What is it?
We probably sound like a stuck record by now, because every time we test a Peugeot we start by talking about how fantastic its line-up is right now. We’re going to do it again, though, because in the space of a few years the French firm has gone from making averagely decent mainstream models to genuinely good-looking cars inside and out – that are also great to drive.
Today we’re testing the facelifted second-generation 3008, a small SUV that was already great, particularly compared with the uninspiring first-generation model. It’s had some nip and tuck as well as new technology upgrades, so let’s test them out.
This being a mid-life facelift there’s no long list of changes, but there’s a striking new front end with a frameless grille that looks like nothing else on the road. It stands out even more than the Peugeot 508, which debuted a similar design.
It also gets LED lighting technology with a new ‘fog mode’ which uses a lower intensity dipped beam rather than separate fog lights, a new ‘black pack’, upgraded interior technology and improved safety equipment, including night vision.
What’s under the bonnet?
Peugeot’s philosophy is to offer a wid variety of powertrains on each model, so you can choose between petrol, diesel and plug-in hybrid versions. Each uses an eight-speed automatic, but the 128bhp entry-level petrol also has a six-speed manual option.
We tested the top-spec hybrid, which uses a petrol engine and two electric motors for a combined 296bhp. It’s the only version available with four-wheel-drive, has CO2 emissions of just 29g/km and is capable of up to 36 miles on zero emissions.
With so much performance on offer, it’s no surprise that the 3008 is incredibly spritely for what is supposed to be a sedate family car. Getting up to speed on motorway on-ramps is fun and will surprise others on the road, but it’s fair to say there’s a little gruffness to the engine note when you’re not in EV mode.
What’s it like to drive?
Peugeot has resisted the urge to go too sporty with the 3008, despite having a dinky steering wheel better-suited to a hot supermini and a powerful powertrain. It manages to tread a fine line, though, between offering a comfortable ride in general driving but also feeling nimble on a twisty back road.
There is a slight coarseness to the ride, where small bumps in the road are definitely noticeable, but that could be down to the 18-inch alloy-wheels of our GT-trimmed test car.

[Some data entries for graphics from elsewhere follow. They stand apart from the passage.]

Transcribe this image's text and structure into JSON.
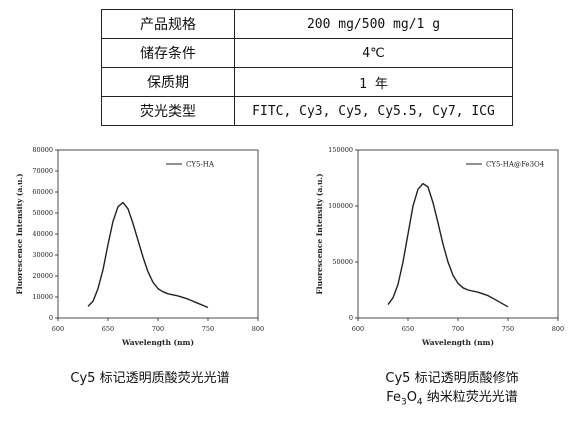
{
  "spec_table": {
    "rows": [
      {
        "label": "产品规格",
        "value": "200 mg/500 mg/1 g"
      },
      {
        "label": "储存条件",
        "value": "4℃"
      },
      {
        "label": "保质期",
        "value": "1 年"
      },
      {
        "label": "荧光类型",
        "value": "FITC, Cy3, Cy5, Cy5.5, Cy7, ICG"
      }
    ]
  },
  "chart_data": [
    {
      "type": "line",
      "xlabel": "Wavelength (nm)",
      "ylabel": "Fluorescence Intensity (a.u.)",
      "xlim": [
        600,
        800
      ],
      "ylim": [
        0,
        80000
      ],
      "xticks": [
        "600",
        "650",
        "700",
        "750",
        "800"
      ],
      "yticks": [
        "0",
        "10000",
        "20000",
        "30000",
        "40000",
        "50000",
        "60000",
        "70000",
        "80000"
      ],
      "legend": "top-right",
      "series": [
        {
          "name": "CY5-HA",
          "color": "#222222",
          "x": [
            630,
            635,
            640,
            645,
            650,
            655,
            660,
            665,
            670,
            675,
            680,
            685,
            690,
            695,
            700,
            705,
            710,
            720,
            730,
            740,
            750
          ],
          "y": [
            5500,
            8000,
            14000,
            23000,
            35000,
            46000,
            53000,
            55000,
            52000,
            45000,
            37000,
            29000,
            22000,
            17000,
            14000,
            12500,
            11500,
            10500,
            9000,
            7000,
            5000
          ]
        }
      ]
    },
    {
      "type": "line",
      "xlabel": "Wavelength (nm)",
      "ylabel": "Fluorescence Intensity (a.u.)",
      "xlim": [
        600,
        800
      ],
      "ylim": [
        0,
        150000
      ],
      "xticks": [
        "600",
        "650",
        "700",
        "750",
        "800"
      ],
      "yticks": [
        "0",
        "50000",
        "100000",
        "150000"
      ],
      "legend": "top-right",
      "series": [
        {
          "name": "CY5-HA@Fe3O4",
          "color": "#222222",
          "x": [
            630,
            635,
            640,
            645,
            650,
            655,
            660,
            665,
            670,
            675,
            680,
            685,
            690,
            695,
            700,
            705,
            710,
            720,
            730,
            740,
            750
          ],
          "y": [
            12000,
            18000,
            30000,
            50000,
            75000,
            100000,
            115000,
            120000,
            117000,
            103000,
            85000,
            66000,
            50000,
            38000,
            31000,
            27000,
            25000,
            23000,
            20000,
            15000,
            10000
          ]
        }
      ]
    }
  ],
  "captions": {
    "left": "Cy5 标记透明质酸荧光光谱",
    "right_line1": "Cy5 标记透明质酸修饰",
    "right_line2_pre": "Fe",
    "right_line2_sub1": "3",
    "right_line2_mid": "O",
    "right_line2_sub2": "4",
    "right_line2_post": " 纳米粒荧光光谱"
  }
}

Meanwhile, the steering is quick and responsive, which makes driving in traffic a breeze without translating to nervousness at higher speeds. It’s a settled car, this, and while it doesn’t excel in any aspects, it manages to do everything well without feeling compromised.
How does it look?
There have been murmurs to suggest some don’t like the way the 3008 looks, but they must be few and far between. To our eyes, the 3008 looks fantastic, cutting a bold, modern figure out on the road and truly standing out among more drab machinery in car parks – even in darker shades.
The front end is the highlight, with the frameless grille and ‘claws’ for daytime running lights. While the front is all aggressive lines and arguably fussy design, the rear has a much cleaner simplicity to it. It’s got a retro boxy edge, and the redesigned LED tail lights have the signature ‘three-claw’ effect.
What’s it like inside?
The stylish design continues to the interior, too, echoing the wild styling of the front end. The centre console has a swooping effect surrounding the gear shifter, with the silver switches for menu shortcuts sitting above it.
The tablet-like infotainment screen (a 10-inch unit that’s now available on all trim levels) is pretty easy to use – though it’s still frustrating having to tweak climate controls through digital menus.
The steering wheel is tiny and takes some getting used to, but the digital i-Cockpit screen is better-positioned in the 3008 than elsewhere, where the wheel blocks the view of important information such as your speed.
What’s the spec like?
Prices start at £27,160 for Active Premium models, which includes the latest digital i-Cockpit and has an 8.0-inch infotainment screen as standard, and includes Apple CarPlay and Android Auto.
Step up to Allure and prices start at £28,760, and get the 10-inch infotainment screen as standard, as well as automatic high beam headlights, dark tinted windows and 18-inch alloy wheels. Allure Premium, starting at £29,460, adds aluminium roof rails, blue LED interior lighting, a foldable passenger seat and fabric inserts inside.
GT models start at £31,260 and get a sporty exterior styling pack, full LED headlights, adaptive cruise control and a sports interior with Alcantara seat trim. Finally, GT Premium is by far the most expensive, starting at £35,260. This adds a 360-degree camera, premium Focal stereo system, heated seats and 19-inch alloy wheels.
The Peugeot 3008 continues to feel like a breath of fresh air, bringing some much-needed individuality to what is traditionally a rather uninteresting segment. Jump inside and the interior is fantastic too, feeling like it uses great quality materials while looking cool, too.
It’s not style over substance, though, with the 3008 also proving decent to drive and having low running costs on the hybrids in particular. It might lack the final details the best-in-class achieve, and the driving position is rather awkward, but if you’re looking for a smart, reasonably priced family SUV, the 3008 should definitely be on your shopping list.